15.2.16 Explanation of Modifications

  1. Community Detection and Modularity Calculation:
    • The modularity_analysis function detects communities using both the Louvain and Infomap algorithms and calculates modularity scores.
    • We add the Louvain community membership to the graph as a community attribute for each node.
  2. Adding Community Grouping Circles:
    • In the word_network_with_community_circles function:
      • geom_mark_hull(...): Draws convex hulls around nodes in the same community, creating a boundary or grouping circle around each community.
        • aes(group = as.factor(community)): Groups nodes by community.
        • fill = as.factor(community): Assigns a fill color to each community group for better visual separation.
        • concavity = 4: Adjusts the shape of the boundary.
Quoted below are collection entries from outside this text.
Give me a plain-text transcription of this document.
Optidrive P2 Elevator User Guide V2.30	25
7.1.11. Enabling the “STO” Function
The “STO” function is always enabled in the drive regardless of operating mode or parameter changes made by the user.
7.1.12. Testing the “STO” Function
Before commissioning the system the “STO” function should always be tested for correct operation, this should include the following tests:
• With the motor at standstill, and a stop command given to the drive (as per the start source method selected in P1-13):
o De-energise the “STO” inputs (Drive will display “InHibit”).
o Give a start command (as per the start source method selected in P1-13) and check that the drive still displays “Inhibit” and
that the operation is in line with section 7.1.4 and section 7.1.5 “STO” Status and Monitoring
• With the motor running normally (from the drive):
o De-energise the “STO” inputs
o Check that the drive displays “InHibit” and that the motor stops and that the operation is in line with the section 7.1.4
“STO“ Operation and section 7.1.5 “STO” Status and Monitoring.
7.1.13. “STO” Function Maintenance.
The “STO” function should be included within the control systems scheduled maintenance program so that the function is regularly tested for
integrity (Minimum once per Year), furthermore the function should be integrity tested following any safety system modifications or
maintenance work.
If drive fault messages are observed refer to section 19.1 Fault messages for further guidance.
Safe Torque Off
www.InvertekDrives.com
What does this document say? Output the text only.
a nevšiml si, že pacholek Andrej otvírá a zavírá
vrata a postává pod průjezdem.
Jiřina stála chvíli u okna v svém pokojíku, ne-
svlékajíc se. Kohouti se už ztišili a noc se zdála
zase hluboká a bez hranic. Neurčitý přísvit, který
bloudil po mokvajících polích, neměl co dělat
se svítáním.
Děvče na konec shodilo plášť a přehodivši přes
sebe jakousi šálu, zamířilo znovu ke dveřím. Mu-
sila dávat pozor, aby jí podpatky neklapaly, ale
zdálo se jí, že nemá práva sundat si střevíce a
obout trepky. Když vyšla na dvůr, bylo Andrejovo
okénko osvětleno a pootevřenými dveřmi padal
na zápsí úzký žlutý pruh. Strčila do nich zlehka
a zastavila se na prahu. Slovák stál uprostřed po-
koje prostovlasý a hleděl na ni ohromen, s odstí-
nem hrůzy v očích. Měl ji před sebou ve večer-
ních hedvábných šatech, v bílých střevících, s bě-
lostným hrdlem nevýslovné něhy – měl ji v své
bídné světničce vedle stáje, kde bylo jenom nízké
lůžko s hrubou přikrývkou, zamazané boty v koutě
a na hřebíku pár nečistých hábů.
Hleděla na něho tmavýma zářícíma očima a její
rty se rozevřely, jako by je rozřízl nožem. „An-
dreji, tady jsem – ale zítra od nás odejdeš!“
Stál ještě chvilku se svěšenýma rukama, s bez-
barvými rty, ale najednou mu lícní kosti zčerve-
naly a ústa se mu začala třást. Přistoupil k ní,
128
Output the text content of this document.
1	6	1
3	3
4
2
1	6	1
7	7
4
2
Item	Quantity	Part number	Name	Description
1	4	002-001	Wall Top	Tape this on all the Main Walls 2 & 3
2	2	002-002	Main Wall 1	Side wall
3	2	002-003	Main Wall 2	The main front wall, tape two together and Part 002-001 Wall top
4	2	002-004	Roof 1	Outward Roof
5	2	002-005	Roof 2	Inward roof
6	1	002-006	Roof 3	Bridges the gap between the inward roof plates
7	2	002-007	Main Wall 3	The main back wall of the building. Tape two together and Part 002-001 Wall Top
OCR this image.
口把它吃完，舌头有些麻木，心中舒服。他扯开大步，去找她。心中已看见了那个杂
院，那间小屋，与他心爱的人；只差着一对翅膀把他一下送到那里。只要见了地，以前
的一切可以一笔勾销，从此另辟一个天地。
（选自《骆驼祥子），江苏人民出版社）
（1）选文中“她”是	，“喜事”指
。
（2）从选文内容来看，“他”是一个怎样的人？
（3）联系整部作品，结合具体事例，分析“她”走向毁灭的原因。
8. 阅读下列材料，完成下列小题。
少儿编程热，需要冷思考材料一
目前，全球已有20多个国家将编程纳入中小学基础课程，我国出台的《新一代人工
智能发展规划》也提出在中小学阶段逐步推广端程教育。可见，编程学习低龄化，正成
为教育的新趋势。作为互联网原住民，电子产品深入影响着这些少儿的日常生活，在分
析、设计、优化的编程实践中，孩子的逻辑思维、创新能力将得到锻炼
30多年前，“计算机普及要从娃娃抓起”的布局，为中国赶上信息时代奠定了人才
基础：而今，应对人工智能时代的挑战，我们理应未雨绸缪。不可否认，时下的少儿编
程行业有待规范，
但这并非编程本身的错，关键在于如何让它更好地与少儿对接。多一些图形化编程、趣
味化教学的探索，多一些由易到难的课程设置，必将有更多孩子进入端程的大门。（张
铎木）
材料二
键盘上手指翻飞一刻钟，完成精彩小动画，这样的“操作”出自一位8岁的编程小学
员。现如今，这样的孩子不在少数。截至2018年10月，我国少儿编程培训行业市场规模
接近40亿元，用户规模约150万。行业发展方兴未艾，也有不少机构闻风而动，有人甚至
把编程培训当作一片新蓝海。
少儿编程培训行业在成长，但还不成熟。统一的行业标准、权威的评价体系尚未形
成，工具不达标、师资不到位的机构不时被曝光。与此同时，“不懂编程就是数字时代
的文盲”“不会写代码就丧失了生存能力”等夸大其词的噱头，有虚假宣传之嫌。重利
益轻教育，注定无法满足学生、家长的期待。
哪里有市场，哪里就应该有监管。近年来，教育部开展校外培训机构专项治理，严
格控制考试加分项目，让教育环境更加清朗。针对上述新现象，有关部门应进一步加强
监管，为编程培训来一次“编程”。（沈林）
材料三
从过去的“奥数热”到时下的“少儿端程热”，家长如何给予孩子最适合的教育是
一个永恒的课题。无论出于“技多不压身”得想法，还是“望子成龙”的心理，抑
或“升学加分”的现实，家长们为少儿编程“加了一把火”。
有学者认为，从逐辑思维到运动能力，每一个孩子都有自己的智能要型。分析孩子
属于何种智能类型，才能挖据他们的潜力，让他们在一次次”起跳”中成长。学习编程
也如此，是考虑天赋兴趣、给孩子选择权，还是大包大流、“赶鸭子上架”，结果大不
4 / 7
Smaller values make the hull tighter.
        • alpha = 0.2: Adds transparency to the hulls for a softer visual effect.
      • Other ggraph elements (edges, nodes, labels) are customized to show community structure more clearly.
  3. Visualize with Community Circles:
    • Call the word_network_with_community_circles function with igraph_graph to generate a plot that includes community boundaries as circles around groups of nodes.

This code produces a network visualization with visible community clusters, highlighted by color-filled grouping circles, enhancing the modularity-based community structure analysis.